プーチン氏は旧ソ連崩壊後、サンクトペテルブルグの副市長として、時に民主派の顔を装いつつ(月のプーチンともいう)、地元の暴力組織と組み石油輸出権限をKGBに誘導した。やがて、首都へ出たプーチン氏は前任の大統領エリツイン氏の忠実な僕として権力を蓄えた(太陽のプーチンともいう)。
ほどなくして、前政権下でのし上がった新興財閥(オルガルヒ)を検察も巻き込む脱法的な手管で駆逐して利権を奪い取り、メディアを締め上げていく。
イデオロギーの殻さえ投げ捨て、謀略的な手段と非合法的な実力行使で自らの国を”略奪”した後は、かつての勢力圏を取り戻さんと野望に向け躍起になっているように思える。
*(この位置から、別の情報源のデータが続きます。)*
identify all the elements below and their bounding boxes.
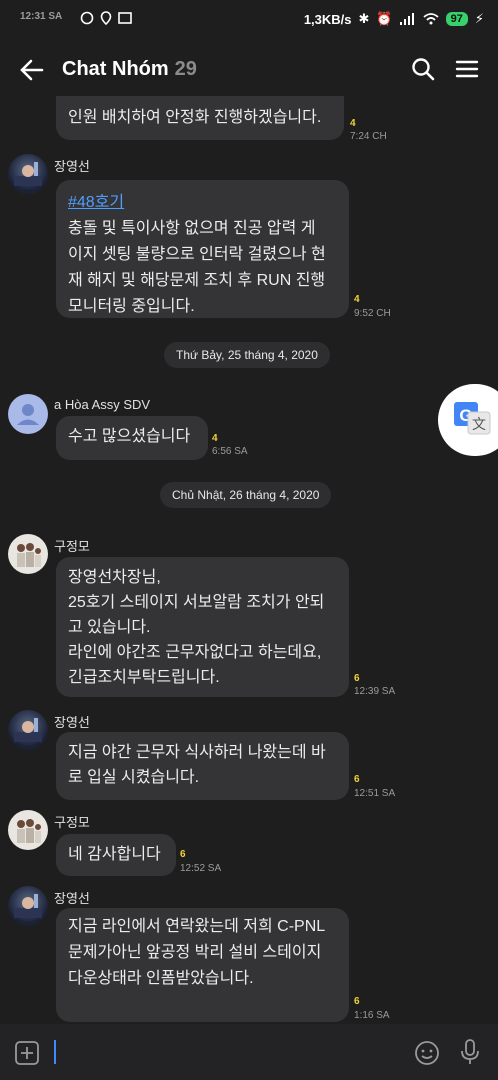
message-time: 12:51 SA [354, 788, 396, 799]
sender-name: 장영선 [54, 159, 90, 174]
chat-header: Chat Nhóm 29 [0, 40, 498, 98]
message-time: 1:16 SA [354, 1010, 390, 1021]
hashtag-link[interactable]: #48호기 [68, 190, 337, 216]
photo-icon [118, 12, 132, 24]
message-line: 네 감사합니다 [68, 846, 161, 863]
avatar-photo [14, 718, 42, 742]
date-separator: Chủ Nhật, 26 tháng 4, 2020 [160, 482, 332, 508]
read-count: 4 [212, 433, 218, 444]
battery-indicator: 97 [445, 12, 468, 26]
message-bubble[interactable]: 지금 야간 근무자 식사하러 나왔는데 바 로 입실 시켰습니다. [56, 732, 349, 800]
message-line: 모니터링 중입니다. [68, 298, 195, 315]
network-speed: 1,3KB/s [303, 11, 352, 27]
avatar[interactable] [8, 534, 48, 574]
message-time: 7:24 CH [350, 131, 387, 142]
sender-name: 구정모 [54, 539, 90, 554]
message-time: 9:52 CH [354, 308, 391, 319]
message-line: 긴급조치부탁드립니다. [68, 669, 220, 686]
location-icon [100, 11, 112, 25]
chat-title-text: Chat Nhóm [62, 58, 169, 80]
message-line: 로 입실 시켰습니다. [68, 769, 200, 786]
date-separator: Thứ Bảy, 25 tháng 4, 2020 [164, 342, 330, 368]
message-bubble[interactable]: 지금 라인에서 연락왔는데 저희 C-PNL 문제가아닌 앞공정 박리 설비 스… [56, 908, 349, 1022]
avatar[interactable] [8, 154, 48, 194]
svg-text:文: 文 [472, 417, 486, 433]
read-count: 4 [350, 118, 356, 129]
plus-icon[interactable] [14, 1040, 40, 1066]
avatar-photo [14, 894, 42, 918]
message-line: 라인에 야간조 근무자없다고 하는데요, [68, 644, 322, 661]
message-input[interactable] [54, 1040, 56, 1064]
message-bubble[interactable]: 수고 많으셨습니다 [56, 416, 208, 460]
chat-notification-icon [80, 11, 94, 25]
charging-icon: ⚡ [474, 11, 484, 26]
avatar-photo [17, 543, 41, 567]
message-line: 수고 많으셨습니다 [68, 428, 191, 445]
avatar[interactable] [8, 886, 48, 926]
message-line: 지금 라인에서 연락왔는데 저희 C-PNL [68, 918, 326, 935]
message-line: 다운상태라 인폼받았습니다. [68, 970, 254, 987]
sender-name: a Hòa Assy SDV [54, 397, 151, 412]
sender-name: 장영선 [54, 715, 90, 730]
status-time: 12:31 SA [20, 11, 63, 22]
mic-icon[interactable] [458, 1038, 482, 1066]
google-translate-icon: G 文 [454, 402, 491, 435]
message-line: 고 있습니다. [68, 619, 151, 636]
sender-name: 구정모 [54, 815, 90, 830]
message-bubble[interactable]: 장영선차장님, 25호기 스테이지 서보알람 조치가 안되 고 있습니다. 라인… [56, 557, 349, 697]
message-line: 문제가아닌 앞공정 박리 설비 스테이지 [68, 944, 322, 961]
message-bubble[interactable]: 인원 배치하여 안정화 진행하겠습니다. [56, 96, 344, 140]
avatar[interactable] [8, 710, 48, 750]
wifi-icon [423, 13, 439, 25]
system-indicators: 1,3KB/s ✱ ⏰ 97 ⚡ [304, 11, 484, 27]
back-arrow-icon[interactable] [18, 56, 46, 84]
message-line: 충돌 및 특이사항 없으며 진공 압력 게 [68, 220, 316, 237]
bluetooth-icon: ✱ [358, 11, 370, 26]
message-line: 25호기 스테이지 서보알람 조치가 안되 [68, 594, 325, 611]
message-bubble[interactable]: 네 감사합니다 [56, 834, 176, 876]
read-count: 6 [354, 774, 360, 785]
emoji-icon[interactable] [414, 1040, 440, 1066]
message-composer [0, 1024, 498, 1080]
message-line: 인원 배치하여 안정화 진행하겠습니다. [68, 109, 322, 126]
read-count: 6 [180, 849, 186, 860]
menu-icon[interactable] [454, 56, 480, 82]
translate-floating-button[interactable]: G 文 [438, 384, 498, 456]
message-line: 지금 야간 근무자 식사하러 나왔는데 바 [68, 744, 326, 761]
avatar[interactable] [8, 394, 48, 434]
message-time: 12:52 SA [180, 863, 222, 874]
signal-icon [399, 13, 414, 25]
alarm-icon: ⏰ [376, 11, 393, 26]
notification-icons [80, 11, 132, 25]
default-avatar-icon [17, 404, 39, 425]
avatar-photo [14, 162, 42, 186]
avatar[interactable] [8, 810, 48, 850]
message-time: 12:39 SA [354, 686, 396, 697]
message-line: 이지 셋팅 불량으로 인터락 걸렸으나 현 [68, 246, 326, 263]
read-count: 6 [354, 673, 360, 684]
member-count: 29 [174, 58, 197, 80]
message-time: 6:56 SA [212, 446, 248, 457]
message-line: 재 해지 및 해당문제 조치 후 RUN 진행 [68, 272, 326, 289]
sender-name: 장영선 [54, 891, 90, 906]
status-bar: 12:31 SA 1,3KB/s ✱ ⏰ 97 ⚡ [0, 0, 498, 40]
message-line: 장영선차장님, [68, 569, 161, 586]
search-icon[interactable] [410, 56, 436, 82]
read-count: 6 [354, 996, 360, 1007]
chat-title: Chat Nhóm 29 [62, 58, 197, 81]
avatar-photo [17, 819, 41, 843]
message-bubble[interactable]: #48호기 충돌 및 특이사항 없으며 진공 압력 게 이지 셋팅 불량으로 인… [56, 180, 349, 318]
read-count: 4 [354, 294, 360, 305]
国際社会はロシアの将来に光明を見出すことができるのだろうか。
「ロシア人は他の民族に対して偏見がなく非常に寛大でひとなつっこい」「おおらかで人種差別もなく親しみやすい」ーー。異国で筆舌に尽くしがたい労苦を味わった冒頭の寺島さんは、手記で何度も獄中や収容所で会ったロシアの庶民への共感を語る。そこには権勢の奪取へ牙をむく荒々しい姿はなく、他者へのやさしさだけがにじんでいる。

トルストイの描く人間愛、ドストエフスキーが「罪と罰」で強調した魂の底からの回心。母なる大地が生み、日本、いや世界を魅了した文化の底力に、いちるの望みをつなげたい。
帝政が動揺し、新時代が満ちる20世紀初頭、戯曲「桜の園」でチエーホフは大学生にこう語らせた。「人類は、この地上で達しうる限りの、最高の真実、最高の幸福をめざして進んでいる。僕はその最前列にいるんだ!」こんな言葉をトップの口から聞ける日は来るのだろうか。

以上のようなコラムだが、この戦争がどんな決着を見るのか想像もつかないが、その後のロシア、世界はどうなるのだろうか。
トルコ南部で起きた大地震、トルコやシリアで3万人以上の人がなくなっている。写真を見る限り、ロシアの侵攻をで崩壊した建物と何が違うか、方や自然災害、方や人間が起こした蛮行、何んとも空しい気持ちになるだけだ。